← back to the guide

Part 02 · The Playbook

One step at a time.

A big bill feels like an emergency, but you usually have months to work it. Here is the order that tends to work best. Start at the top and go as far down as you need to.

do this before you pay anything

Five steps for a scary bill

Do not pay a large hospital bill the day it arrives. A few steps first can lower it, and some of them only work if you act before the bill goes to collections.

Ask for an itemized bill

The first bill you get is usually a summary. Ask for the full itemized version with billing codes, then read it for duplicate charges, services you never got, or a room rate for days you had already left. In North Carolina, a hospital has to give you an itemized bill on request, written so an ordinary person can understand it. NC Gen. Stat. 131E-91

Apply for financial assistance

Every nonprofit hospital is required to have a financial assistance policy, sometimes called charity care, and to tell you about it. Depending on your income, it can cut the bill partway or wipe it out entirely. Apply even if you think you earn too much, since the income limits are often higher than people expect.

Timing matters here. At a nonprofit hospital you generally have at least 240 days from your first bill to apply, and they cannot send you to collections in the first 120 days. IRS, 501(r) financial assistance If filling out the form feels like a lot, Dollar For is a nonprofit that helps you do it for free.
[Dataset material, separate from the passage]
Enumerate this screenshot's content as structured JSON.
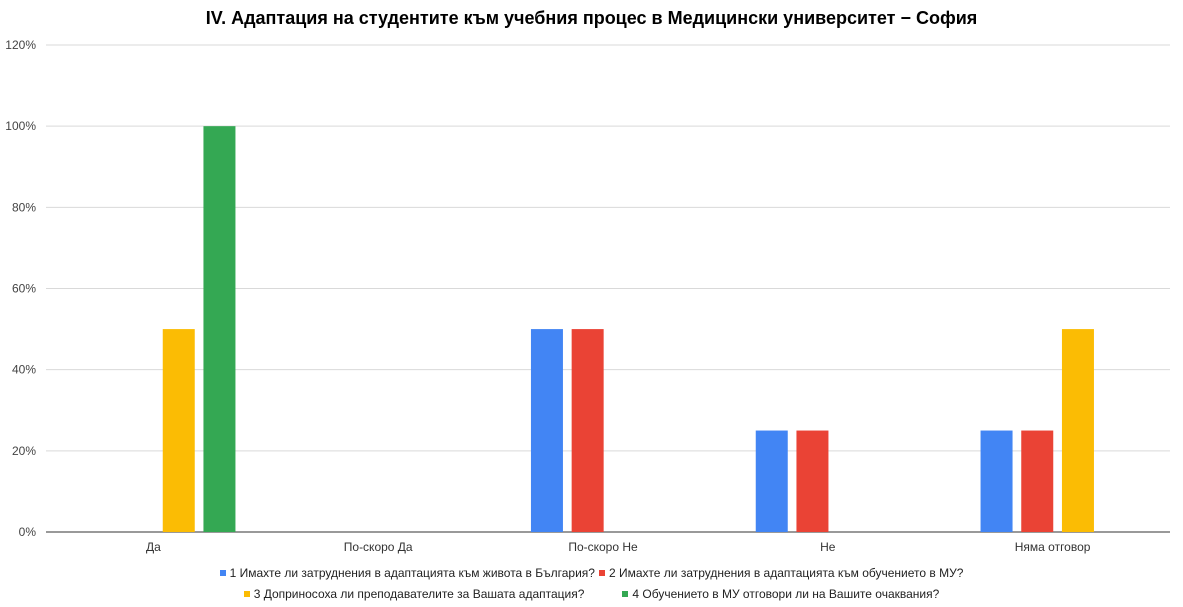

If you're uninsured, ask for the discount

Without insurance, you start out billed at the full list price. Most large hospitals have a self-pay or uninsured discount that brings it down a lot, and they do not always offer it unless you ask. Some apply it automatically. Combine it with financial assistance if you qualify for both.

If it's a cash price, negotiate it

If you're uninsured or paying a self-pay balance, the price itself is negotiable. Ask for the rate Medicare or a typical insurer would pay for the same care, offer that, and keep it in writing so you have a record of what was agreed.

If you're insured, this step works differently. Your deductible and coinsurance are set by your plan, so there is usually no price to haggle. Your better moves are making sure the claim was billed and coded correctly and appealing it with your insurer if it was not. A wrong code can cost you more than any discount would save.

Set up a payment plan you can keep

Once the number is settled, ask for an interest-free monthly plan sized to what you can actually afford. Get the final balance and the monthly amount in writing before you pay. Try not to put a hospital bill on a credit card, since that trades a flexible, interest-free debt for an expensive one.

A North Carolina shortcut

If your bill is from one of the roughly 99 NC hospitals in the state debt-relief program, some older debt may be forgiven automatically, with nothing for you to do. You cannot apply for it, so be wary of anyone who asks you to. There is more on how that works on the next page. NCDHHS medical debt

Where to start in District 31

Financial assistance, by hospital

These are the systems most people in Stokes and Forsyth counties are billed by. Each link goes to the hospital's own financial assistance page. Always confirm current details with the hospital directly.

Novant Health · Forsyth Medical Center Uninsured patients up to 300% of the federal poverty level can qualify for a full write-off. Financial counselor (336) 718-5393, billing (888) 844-0080. Atrium Health Wake Forest Baptist Full assistance at or below 300% of the poverty guideline, and an automatic 50% discount for uninsured patients. (336) 716-3988 or (877) 938-7497. Cone Health Full assistance at or below 200% of the poverty guideline, with partial help on a sliding scale above that. (336) 832-7000. Community Hospital of Stokes · Danbury Now part of Novant Health as of June 2026, so Novant's financial assistance applies. If you were billed under the previous operator, call the Novant financial counselor line above to check.

People who help for free

Dollar For Helps you find and file hospital charity care applications. Their tool covers thousands of hospital policies. Legal Aid of North Carolina Free legal help for those who qualify. Helpline (866) 219-5262, weekdays. Patient Advocate Foundation Case management for people facing a serious or chronic diagnosis. (800) 532-5274. NC Attorney General · Consumer complaint File a complaint about a billing or collections problem. (877) 566-7226.

This page is general information, not legal or financial advice. Rules and hospital policies change, so verify the details that apply to you using the links above. Verified as of June 2026.